Akbabaların İzi Bolu'daki İstasyonda Sürülüyor
Bazı türleri nesli tükenme tehdidi altında olan akbabaların yaşam döngüsü, Bolu'daki 'Akbaba İstasyonu'nda gözlemleniyor.
Kuş Fotoğrafçıları ve Gözlemcileri Derneği tarafından Dörtdivan ilçesine bağlı Sorkun köyünde yaklaşık 2 yıl önce oluşturulan "Sorkun Ekoturizm Alanı"nda geçen yıl Orman Genel Müdürlüğünün desteğiyle "Akbaba İstasyonu" kuruldu.
"Kara akbaba, kızıl akbaba, küçük akbaba ve sakallı akbaba" türlerine ev sahipliği yapan istasyon, akbabaların doğal yaşam döngüsünün gözlemlenmesine olanak tanıyor.
Yaban hayatı gözlemcileri ve fotoğraf tutkunlarının ilgisini çeken istasyon, Türkiye'de bulunan dört akbaba türünün aynı bölgede ve aynı anda gözlemlenebildiği nadir alanlardan biri olma özelliği taşıyor.
Görevliler tarafından sabahın erken saatlerinde istasyonun önüne bırakılan hayvan ölüleri akbabalar tarafından yenilirken, kara akbabanın iri ve sert etleri, kızıl akbabanın iç organları, küçük akbabanın kemik üzerindeki küçük et parçalarını ve sakallı akbabanın kemikleri tüketmesi, doğanın döngüsünü gözler önüne seriyor.
Özellikle nesli tehlike altında olan türlerin takibi, korunması ve toplumda farkındalık oluşturulması açısından önem taşıyan istasyon, 1 yılda yüzlerce yerli ve yabancı doğaseveri ve kuş gözlemcisini ağırladı.
'Ziyaretçiler Hem İlçe Turizmine Hem De Ülke Tanıtımına Katkı Sağlıyor'
İstasyonda görevli gönüllü yaban hayatı rehberi Mehmet Ali Altunay, AA muhabirine, Bolu'nun yırtıcı kuşlar açısından zengin bir coğrafya olduğunu söyledi.
Altunay, "Bolu, küresel ölçekte nesli tehlike altında olan türlere ev sahipliği yapan çok özel bir bölge. Dünyada çok az noktada aynı anda gözlemlenebilen dört akbaba türü burada bir arada bulunuyor." dedi.

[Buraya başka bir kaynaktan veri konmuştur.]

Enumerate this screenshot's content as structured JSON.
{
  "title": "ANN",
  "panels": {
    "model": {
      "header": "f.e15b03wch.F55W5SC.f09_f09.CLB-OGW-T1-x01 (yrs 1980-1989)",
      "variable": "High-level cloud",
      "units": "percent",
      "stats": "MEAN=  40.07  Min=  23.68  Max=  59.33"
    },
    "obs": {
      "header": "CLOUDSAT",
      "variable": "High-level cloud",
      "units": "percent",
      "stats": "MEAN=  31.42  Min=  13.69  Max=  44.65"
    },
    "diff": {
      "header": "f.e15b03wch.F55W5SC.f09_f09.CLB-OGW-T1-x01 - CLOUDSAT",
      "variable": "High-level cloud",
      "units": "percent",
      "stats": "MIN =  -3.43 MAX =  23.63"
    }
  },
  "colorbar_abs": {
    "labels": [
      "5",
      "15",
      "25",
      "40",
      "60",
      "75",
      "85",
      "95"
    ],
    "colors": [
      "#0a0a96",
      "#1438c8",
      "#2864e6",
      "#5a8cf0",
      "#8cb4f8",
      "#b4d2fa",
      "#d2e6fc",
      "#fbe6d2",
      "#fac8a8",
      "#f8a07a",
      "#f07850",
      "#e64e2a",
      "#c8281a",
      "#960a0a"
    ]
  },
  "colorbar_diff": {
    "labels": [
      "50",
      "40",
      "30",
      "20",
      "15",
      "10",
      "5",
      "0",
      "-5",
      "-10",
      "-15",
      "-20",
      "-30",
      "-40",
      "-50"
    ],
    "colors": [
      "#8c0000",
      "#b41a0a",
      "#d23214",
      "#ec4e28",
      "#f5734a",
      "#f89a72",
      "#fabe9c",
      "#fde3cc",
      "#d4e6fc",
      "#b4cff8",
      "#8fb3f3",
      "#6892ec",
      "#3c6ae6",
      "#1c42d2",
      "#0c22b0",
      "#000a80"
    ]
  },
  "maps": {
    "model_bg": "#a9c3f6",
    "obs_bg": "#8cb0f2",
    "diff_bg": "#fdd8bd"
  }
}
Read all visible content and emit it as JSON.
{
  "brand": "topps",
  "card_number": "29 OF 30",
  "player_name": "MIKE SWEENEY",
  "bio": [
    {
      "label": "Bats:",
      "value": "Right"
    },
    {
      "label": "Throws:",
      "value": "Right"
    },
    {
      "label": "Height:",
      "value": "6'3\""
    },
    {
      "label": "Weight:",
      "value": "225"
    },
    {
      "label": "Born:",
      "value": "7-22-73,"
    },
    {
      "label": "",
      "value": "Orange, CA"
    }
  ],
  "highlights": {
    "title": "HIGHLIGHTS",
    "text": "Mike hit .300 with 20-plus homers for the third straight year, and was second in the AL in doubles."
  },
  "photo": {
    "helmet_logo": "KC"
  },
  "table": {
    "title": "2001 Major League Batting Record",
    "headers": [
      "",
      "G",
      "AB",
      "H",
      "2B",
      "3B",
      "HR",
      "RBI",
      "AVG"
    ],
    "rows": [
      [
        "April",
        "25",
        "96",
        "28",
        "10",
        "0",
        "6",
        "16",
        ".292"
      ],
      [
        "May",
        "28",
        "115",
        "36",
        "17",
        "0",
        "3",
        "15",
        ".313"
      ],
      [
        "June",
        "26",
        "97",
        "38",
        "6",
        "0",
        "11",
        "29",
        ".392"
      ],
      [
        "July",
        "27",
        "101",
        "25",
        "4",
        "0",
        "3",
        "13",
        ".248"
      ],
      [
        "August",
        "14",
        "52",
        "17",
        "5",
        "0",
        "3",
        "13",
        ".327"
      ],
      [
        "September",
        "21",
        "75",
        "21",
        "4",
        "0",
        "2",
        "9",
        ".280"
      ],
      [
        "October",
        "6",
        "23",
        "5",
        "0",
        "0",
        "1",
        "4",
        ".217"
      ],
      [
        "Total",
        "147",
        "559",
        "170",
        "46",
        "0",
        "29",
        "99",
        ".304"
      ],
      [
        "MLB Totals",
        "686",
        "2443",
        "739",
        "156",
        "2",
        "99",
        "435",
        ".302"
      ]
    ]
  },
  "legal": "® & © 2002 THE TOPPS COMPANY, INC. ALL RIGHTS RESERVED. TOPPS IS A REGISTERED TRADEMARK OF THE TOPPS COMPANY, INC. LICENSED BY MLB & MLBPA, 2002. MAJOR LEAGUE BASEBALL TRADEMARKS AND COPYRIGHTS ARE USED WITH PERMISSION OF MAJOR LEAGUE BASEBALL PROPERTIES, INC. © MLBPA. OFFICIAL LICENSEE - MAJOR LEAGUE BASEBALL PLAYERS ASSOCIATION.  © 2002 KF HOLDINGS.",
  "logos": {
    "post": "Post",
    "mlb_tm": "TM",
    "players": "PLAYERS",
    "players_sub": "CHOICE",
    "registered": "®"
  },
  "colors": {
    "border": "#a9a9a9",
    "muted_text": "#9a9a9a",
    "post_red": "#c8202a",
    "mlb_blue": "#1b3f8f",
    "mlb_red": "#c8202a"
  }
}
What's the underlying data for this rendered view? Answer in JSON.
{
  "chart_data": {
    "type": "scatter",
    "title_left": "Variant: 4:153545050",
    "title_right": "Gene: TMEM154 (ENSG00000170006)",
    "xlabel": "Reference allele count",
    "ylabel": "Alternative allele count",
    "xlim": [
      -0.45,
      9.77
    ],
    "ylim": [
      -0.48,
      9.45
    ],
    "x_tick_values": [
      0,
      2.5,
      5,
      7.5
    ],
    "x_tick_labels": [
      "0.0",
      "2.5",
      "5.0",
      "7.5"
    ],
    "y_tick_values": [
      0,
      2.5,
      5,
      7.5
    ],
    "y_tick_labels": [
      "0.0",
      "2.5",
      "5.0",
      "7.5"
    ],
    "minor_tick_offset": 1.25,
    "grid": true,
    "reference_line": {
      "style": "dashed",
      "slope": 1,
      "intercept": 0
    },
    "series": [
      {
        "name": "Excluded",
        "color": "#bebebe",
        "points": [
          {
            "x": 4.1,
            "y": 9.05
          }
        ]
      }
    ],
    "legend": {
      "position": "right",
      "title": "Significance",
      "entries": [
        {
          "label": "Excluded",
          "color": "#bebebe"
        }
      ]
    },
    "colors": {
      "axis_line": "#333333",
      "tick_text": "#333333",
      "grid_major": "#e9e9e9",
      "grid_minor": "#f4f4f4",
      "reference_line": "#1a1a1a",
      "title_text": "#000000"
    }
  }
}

Akbabaların beslenme sürecinin doğada belirli düzende gerçekleştiğini anlatan Altunay, "Besin alana bırakıldığında ilk keşfi kuzgun yapar. Kuzgun, alanın güvenli olduğunu diğer kuşlara gösterir. Ardından kara akbaba leşin derisini açar. Kızıl akbaba iç organları tüketir. Küçük akbaba, geride kalan küçük et parçalarını temizler. En son sakallı akbaba kemiklerle beslenir. Böylece doğada neredeyse hiçbir atık kalmaz." ifadelerini kullandı.
Akbabaların mide asitlerinin çok güçlü olduğunu dile getiren Altunay, bakterili ve mikroplu besinleri dahi sindirebildiklerini, bu sayede doğada hastalık riskini azalttıklarını kaydetti.
Altunay, istasyonun yalnızca gözlem alanı değil "doğa eğitimi merkezi" niteliği de taşıdığına işaret ederek, "Akbaba İstasyonuna, kuş gözlemcileri, bilim insanları, akademisyenler ve öğrencilerimiz geliyor. Yurt içinden ve yurt dışından misafirlerimiz, hem ilçe turizmine hem de ülke tanıtımına katkıda bulunuyor." diye konuştu.